Visibility and ease of consumption are the most important aspects of a metric if you want people to use it.
What did I miss? What's the best answer you've ever heard? How do you evaluate 3rd party dependencies?
I prefer to look at the recent commits, or any recent activity on the repo's issues, but I would like to know what else can be used as an indicator.
Of course there can be libraries that are more or less "finished", so the last commit/frequency of commits isn't on its own a deciding factor, but in proper context/holistically it is definitely an important metric!
Contributors is the most informative page for me. So many projects are 1 man show basically all the time. I don't mind that, it means passion, but it also mean it can dissaper any moment depending on circumstances.
I also look into issue details to see how maintainers communicate with community members that do due dilligence before aksing for help.
Stars only mean something because of the people who do. They're the ones leading the herd. If you're just going off the social signals, then you're just monitoring where the herd is going.
The main question I'm asking myself while looking at the code is: if I had to fork this thing and maintain it myself, how would I feel about it? Because sometimes that happens.
I actually blogged my answer to that exact question recently (shameless plug):
The enterprises I deal with cared almost exclusively about stuff like license choices, support contract options, and "invoice billing" ;P. The vetting process I've dealt with at VCs was intense, having worked both sides of that situation; and I know multiple people who have worked data science jobs at such firms to try to better select investments. As for a "talented professional", I can pretty much guarantee they are going to look at your codebase, not the number of stars it has, while they evaluate any number of more reasonable things to judge an opportunity on (commute, pay, management style, etc.). A key property of competent deciders is that they aren't using trivial metrics.
(When I was in high school, I used to work for a pre-Internet company that helped people pre-filter interview candidates for ads posted in classified sections of newspapers and what they did was have questions like this that could be asked by people well before they reached your calendar for an interview.)
I'd like the project to not introduce security vulnerabilities or bugs into my code. I thereby care what language it was written in, what libraries they use, what their testing and QA/CI process is, and whether it is being used by any "critical" projects (like, if that library is embedded in Chrome, you have to bet there are tons of people like me every day trying to hack it).

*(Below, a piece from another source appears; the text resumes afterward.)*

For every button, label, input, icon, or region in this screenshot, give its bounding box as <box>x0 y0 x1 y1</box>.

As part of that, I care about if the project takes a cavalier attitude towards contributions: if I see a number of pull requests from random "contributors" being casually accepted, that is going to be a major major red flag; if possible, I want to see a core team doing most of the development and integration (and not merely most of the "review", add I see in some projects where the people in charge feel above doing work).

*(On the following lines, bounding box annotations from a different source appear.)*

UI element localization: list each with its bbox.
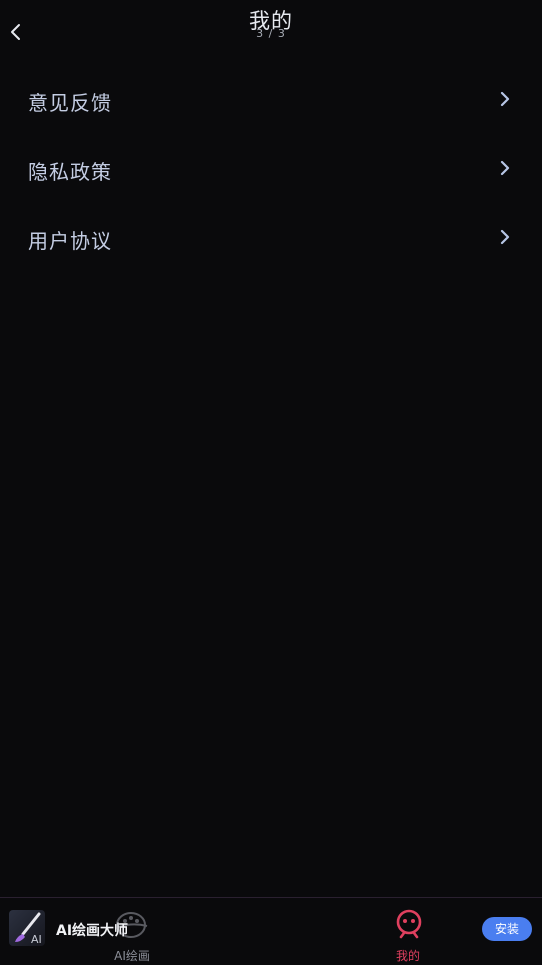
page-indicator: 3 / 3 [256, 27, 286, 40]
chevron-right-icon [500, 229, 510, 245]
chevron-right-icon [500, 91, 510, 107]
menu-item-privacy-policy[interactable]: 隐私政策 [0, 135, 542, 204]
menu-item-label: 用户协议 [28, 229, 112, 253]
ad-app-title: AI绘画大师 [56, 923, 129, 939]
paintbrush-icon: AI [15, 912, 42, 946]
chevron-right-icon [500, 160, 510, 176]
menu-item-label: 隐私政策 [28, 160, 112, 184]
tab-mine[interactable]: 我的 [376, 908, 440, 964]
app-logo[interactable]: AI [9, 910, 45, 946]
menu-item-label: 意见反馈 [28, 91, 112, 115]
install-button[interactable]: 安装 [482, 917, 532, 941]
menu-item-feedback[interactable]: 意见反馈 [0, 66, 542, 135]
tab-label: 我的 [395, 949, 420, 963]
svg-text:AI: AI [31, 933, 42, 946]
robot-face-icon [396, 909, 422, 939]
menu-item-user-agreement[interactable]: 用户协议 [0, 204, 542, 273]
menu-list: 意见反馈 隐私政策 用户协议 [0, 66, 542, 273]
bottom-nav: AI AI绘画 AI绘画大师 我的 安装 [0, 897, 542, 965]
top-bar: 我的 3 / 3 [0, 0, 542, 60]
tab-label: AI绘画 [114, 949, 150, 963]
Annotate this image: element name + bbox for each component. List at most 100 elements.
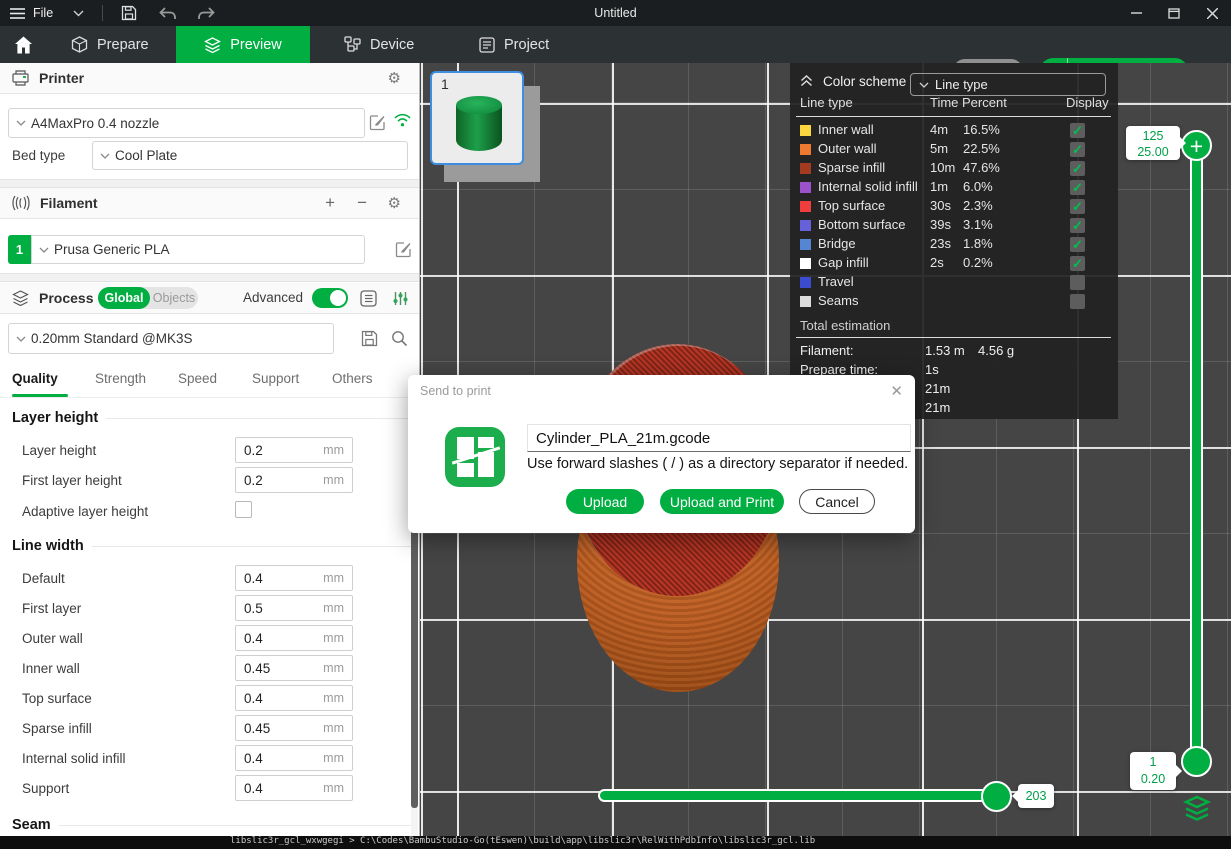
tab-strength[interactable]: Strength [95, 371, 146, 386]
prepare-icon [71, 36, 88, 53]
plate-thumbnail[interactable]: 1 [430, 71, 524, 165]
tab-preview-label: Preview [230, 37, 282, 53]
move-slider-handle[interactable] [981, 781, 1012, 812]
display-checkbox[interactable]: ✓ [1070, 237, 1085, 252]
bed-type-value: Cool Plate [115, 148, 177, 163]
search-icon[interactable] [391, 330, 408, 347]
layer-slider-bottom-handle[interactable] [1181, 746, 1212, 777]
remove-filament-icon[interactable]: − [357, 193, 367, 213]
scope-global[interactable]: Global [98, 287, 150, 309]
nav-bar: Prepare Preview Device Project Slice [0, 26, 1231, 63]
layer-height-input[interactable]: 0.2mm [235, 437, 353, 463]
process-scope-switch[interactable]: Global Objects [98, 287, 198, 309]
line-width-support-input[interactable]: 0.4mm [235, 775, 353, 801]
line-width-top-surface-input[interactable]: 0.4mm [235, 685, 353, 711]
filament-preset-select[interactable]: Prusa Generic PLA [31, 235, 365, 264]
layer-slider-track[interactable] [1190, 145, 1203, 763]
line-width-heading: Line width [12, 538, 412, 554]
wifi-icon[interactable] [394, 113, 411, 127]
chevron-down-icon [919, 82, 929, 88]
filament-section-title: Filament [40, 195, 98, 211]
tab-preview[interactable]: Preview [176, 26, 310, 63]
bed-type-label: Bed type [12, 148, 65, 163]
save-icon[interactable] [121, 5, 137, 21]
edit-filament-icon[interactable] [395, 241, 412, 258]
line-width-default-input[interactable]: 0.4mm [235, 565, 353, 591]
line-width-sparse-infill-input[interactable]: 0.45mm [235, 715, 353, 741]
display-checkbox[interactable]: ✓ [1070, 180, 1085, 195]
add-filament-icon[interactable]: + [325, 193, 335, 213]
file-menu[interactable]: File [33, 6, 53, 20]
line-width-inner-wall-input[interactable]: 0.45mm [235, 655, 353, 681]
home-button[interactable] [14, 26, 33, 63]
upload-and-print-button[interactable]: Upload and Print [660, 489, 784, 514]
estimate-filament-row: Filament:1.53 m4.56 g [790, 343, 1118, 362]
filament-settings-gear-icon[interactable]: ⚙ [388, 196, 401, 211]
redo-icon[interactable] [197, 7, 215, 20]
advanced-label: Advanced [243, 290, 303, 305]
edit-printer-icon[interactable] [369, 114, 386, 131]
save-preset-icon[interactable] [361, 330, 378, 347]
tune-parameters-icon[interactable] [392, 290, 409, 307]
process-preset-select[interactable]: 0.20mm Standard @MK3S [8, 323, 334, 354]
color-swatch [800, 258, 811, 269]
display-checkbox[interactable]: ✓ [1070, 161, 1085, 176]
tab-others[interactable]: Others [332, 371, 373, 386]
view-mode-select[interactable]: Line type [910, 73, 1106, 96]
process-preset-value: 0.20mm Standard @MK3S [31, 331, 193, 346]
color-swatch [800, 182, 811, 193]
param-label: Adaptive layer height [22, 504, 148, 519]
chevron-down-icon[interactable] [73, 10, 84, 17]
dialog-hint-text: Use forward slashes ( / ) as a directory… [527, 456, 908, 472]
line-width-first-layer-input[interactable]: 0.5mm [235, 595, 353, 621]
undo-icon[interactable] [159, 7, 177, 20]
bed-type-select[interactable]: Cool Plate [92, 141, 408, 170]
tab-device[interactable]: Device [344, 26, 414, 63]
first-layer-height-input[interactable]: 0.2mm [235, 467, 353, 493]
hamburger-menu-icon[interactable] [10, 8, 25, 19]
cancel-button[interactable]: Cancel [799, 489, 875, 514]
collapse-panel-icon[interactable] [800, 75, 813, 87]
tab-quality[interactable]: Quality [12, 371, 58, 386]
printer-host-logo [445, 427, 505, 487]
console-log-text: libslic3r_gcl_wxwgegi > C:\Codes\BambuSt… [230, 836, 815, 846]
line-width-outer-wall-input[interactable]: 0.4mm [235, 625, 353, 651]
tab-support[interactable]: Support [252, 371, 299, 386]
param-label: Default [22, 571, 65, 586]
process-section-title: Process [39, 290, 93, 306]
parameter-list-icon[interactable] [360, 290, 377, 307]
advanced-toggle[interactable] [312, 288, 348, 308]
display-checkbox[interactable]: ✓ [1070, 275, 1085, 290]
printer-preset-select[interactable]: A4MaxPro 0.4 nozzle [8, 108, 365, 138]
upload-button[interactable]: Upload [566, 489, 644, 514]
maximize-button[interactable] [1155, 0, 1193, 26]
color-scheme-panel: Color scheme Line type Line type Time Pe… [790, 63, 1118, 419]
printer-settings-gear-icon[interactable]: ⚙ [388, 71, 401, 86]
move-slider-track[interactable] [598, 789, 1010, 802]
divider [796, 116, 1111, 117]
display-checkbox[interactable]: ✓ [1070, 199, 1085, 214]
section-divider [0, 179, 419, 188]
device-icon [344, 36, 361, 53]
gcode-filename-input[interactable] [527, 424, 911, 452]
minimize-button[interactable] [1117, 0, 1155, 26]
param-label: Layer height [22, 443, 96, 458]
display-checkbox[interactable]: ✓ [1070, 218, 1085, 233]
tab-project[interactable]: Project [479, 26, 549, 63]
close-button[interactable] [1193, 0, 1231, 26]
filament-slot-badge[interactable]: 1 [8, 235, 31, 264]
display-checkbox[interactable]: ✓ [1070, 142, 1085, 157]
display-checkbox[interactable]: ✓ [1070, 256, 1085, 271]
tab-prepare[interactable]: Prepare [71, 26, 149, 63]
display-checkbox[interactable]: ✓ [1070, 294, 1085, 309]
line-width-internal-solid-infill-input[interactable]: 0.4mm [235, 745, 353, 771]
scope-objects[interactable]: Objects [150, 287, 198, 309]
layers-icon[interactable] [1182, 794, 1212, 822]
project-icon [479, 37, 495, 53]
adaptive-layer-height-checkbox[interactable] [235, 501, 252, 518]
param-label: Top surface [22, 691, 92, 706]
dialog-close-icon[interactable]: ✕ [890, 382, 903, 400]
legend-row-top-surface: Top surface30s2.3% ✓ [790, 197, 1118, 216]
display-checkbox[interactable]: ✓ [1070, 123, 1085, 138]
tab-speed[interactable]: Speed [178, 371, 217, 386]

I definitely care that the project is being maintained and that there are people paying attention to issues, and it needs to have a culture of taking bug reports seriously... nothing is more dangerous than a project that tries to pretend they are responsive using bots to "automatically close" issues: I'd rather see bugs open for years than worry a critical issue was reported and subsequently lost.
I am certainly curious how work on the project is funded and whether I can trust that its license is going to hold constant over time: I don't want to end up relying on a dependency that is really the pet project of a small startup that is either going to disappear next year or will decide to redirect development to a closed-source fork. I'd thereby also prefer the project be run by a core committee of participants from multiple companies.
I honestly can't imagine caring two shits about how many stars a project had on GitHub... hell: what if the project isn't even on GitHub? What then? Do you just give up and decide it sucks? A world where everyone feels any incentive at all to put their code on a centralized platform is one where we have all failed as stewards of the future of software :(.
If you avoid building on something that's constantly shifting (the web) then the need to update goes down significantly.